It's hard for me to think like that, however. I'm often asked about the inflationary effects of having many lovers and friends in my life, as if love and affection can be diluted, or one could develop an immunity to emotional connections. The fact is every relationship is important to me: Perhaps it's just the way I'm built. I certainly have long dealt with a lot of the major issues of my past, so it's no longer a form of compensation.
I can understand the other point of view -- the one that sees me taking so many emotional risks and has to wonder why. It's like seeing people jumping from airplanes, or facing great danger: In the absense of an obvious payoff, the only conclusion one can draw is the total lack of sanity.
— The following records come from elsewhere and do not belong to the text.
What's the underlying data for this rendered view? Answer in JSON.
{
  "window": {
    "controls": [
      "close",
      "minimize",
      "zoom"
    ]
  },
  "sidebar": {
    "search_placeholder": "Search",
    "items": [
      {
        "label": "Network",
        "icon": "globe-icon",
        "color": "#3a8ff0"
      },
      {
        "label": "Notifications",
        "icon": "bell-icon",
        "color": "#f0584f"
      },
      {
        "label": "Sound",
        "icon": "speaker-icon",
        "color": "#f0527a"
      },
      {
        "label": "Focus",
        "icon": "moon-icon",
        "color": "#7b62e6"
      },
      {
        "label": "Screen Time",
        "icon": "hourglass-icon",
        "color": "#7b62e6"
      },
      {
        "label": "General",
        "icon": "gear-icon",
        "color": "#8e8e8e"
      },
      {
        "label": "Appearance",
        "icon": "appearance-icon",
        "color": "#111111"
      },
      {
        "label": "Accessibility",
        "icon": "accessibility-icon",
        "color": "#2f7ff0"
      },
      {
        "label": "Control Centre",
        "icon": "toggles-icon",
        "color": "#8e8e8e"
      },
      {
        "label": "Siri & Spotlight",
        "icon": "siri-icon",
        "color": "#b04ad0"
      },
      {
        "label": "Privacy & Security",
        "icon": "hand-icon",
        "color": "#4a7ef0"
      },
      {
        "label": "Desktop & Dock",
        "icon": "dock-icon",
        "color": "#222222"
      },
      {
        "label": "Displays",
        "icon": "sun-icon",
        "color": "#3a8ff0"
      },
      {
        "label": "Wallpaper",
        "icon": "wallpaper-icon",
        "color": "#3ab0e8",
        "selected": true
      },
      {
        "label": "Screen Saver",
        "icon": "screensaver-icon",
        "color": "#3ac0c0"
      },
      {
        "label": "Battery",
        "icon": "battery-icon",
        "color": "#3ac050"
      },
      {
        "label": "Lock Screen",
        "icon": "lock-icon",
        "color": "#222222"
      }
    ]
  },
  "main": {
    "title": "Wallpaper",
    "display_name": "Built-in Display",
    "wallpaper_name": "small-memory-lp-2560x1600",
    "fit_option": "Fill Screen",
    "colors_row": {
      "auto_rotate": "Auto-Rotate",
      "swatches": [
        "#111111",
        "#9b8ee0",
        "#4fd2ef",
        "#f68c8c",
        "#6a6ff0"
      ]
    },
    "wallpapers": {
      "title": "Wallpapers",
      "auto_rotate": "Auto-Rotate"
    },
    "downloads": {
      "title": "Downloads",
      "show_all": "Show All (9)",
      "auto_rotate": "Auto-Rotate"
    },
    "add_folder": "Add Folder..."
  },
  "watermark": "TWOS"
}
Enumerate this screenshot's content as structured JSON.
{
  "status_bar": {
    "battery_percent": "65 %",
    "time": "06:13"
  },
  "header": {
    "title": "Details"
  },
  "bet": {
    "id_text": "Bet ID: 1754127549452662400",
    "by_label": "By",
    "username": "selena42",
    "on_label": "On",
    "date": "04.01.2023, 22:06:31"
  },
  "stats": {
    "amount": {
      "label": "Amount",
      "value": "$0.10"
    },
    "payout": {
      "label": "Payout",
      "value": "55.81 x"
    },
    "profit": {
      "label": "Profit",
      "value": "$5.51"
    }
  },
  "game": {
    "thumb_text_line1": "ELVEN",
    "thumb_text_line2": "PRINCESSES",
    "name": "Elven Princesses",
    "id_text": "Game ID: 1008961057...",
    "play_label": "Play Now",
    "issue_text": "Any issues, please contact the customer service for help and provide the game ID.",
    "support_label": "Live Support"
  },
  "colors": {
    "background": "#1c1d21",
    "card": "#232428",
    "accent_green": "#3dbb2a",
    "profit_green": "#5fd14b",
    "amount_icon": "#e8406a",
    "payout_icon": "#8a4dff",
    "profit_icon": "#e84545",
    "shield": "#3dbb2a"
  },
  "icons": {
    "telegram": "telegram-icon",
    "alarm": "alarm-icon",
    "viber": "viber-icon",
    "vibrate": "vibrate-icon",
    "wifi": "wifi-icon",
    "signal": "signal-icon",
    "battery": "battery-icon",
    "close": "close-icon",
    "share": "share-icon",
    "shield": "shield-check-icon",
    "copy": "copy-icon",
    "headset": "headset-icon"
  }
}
Yet there's an ENORMOUS payoff when a connection is made, even for only a short time. Wednesday night I met a lovely lady at Ancient Ways, and she and I had a delightful little romp, a festival fling. The first one I've had in a very long time. The result of it was she realized that there were men at the festival who thought her beautiful, and her attitude allowed her to meet someone really special. Should I be hurt because I wasn't the focus of her attention after that? Hell no -- it was so much fun to see someone find that connection themselves. She certainly didn't ignore me...and on Sunday gave me one of those hugs that says it all.
On the other end, you could turn the corner and find yourself looking into the eyes of someone who will be really important to you for the rest of your life. The trouble is, either situation requires that you turn the terror into the thrill, and allow yourself to take the chance.
Talking to Val about this on Monday night helped me to clarify it, especially late in the conversation (when I was so tired I'm surprised I was able to string simple sentences together) -- The chances we take are the seeds of tomorrow's memories, but only if we plant them: Otherwise they're the regrets of what might have been.
I've often said that, when people look at my life, I want it to be a story of inspiration...not a cautionary tale. How many seeds left over when it's all done may be the sole difference between the two.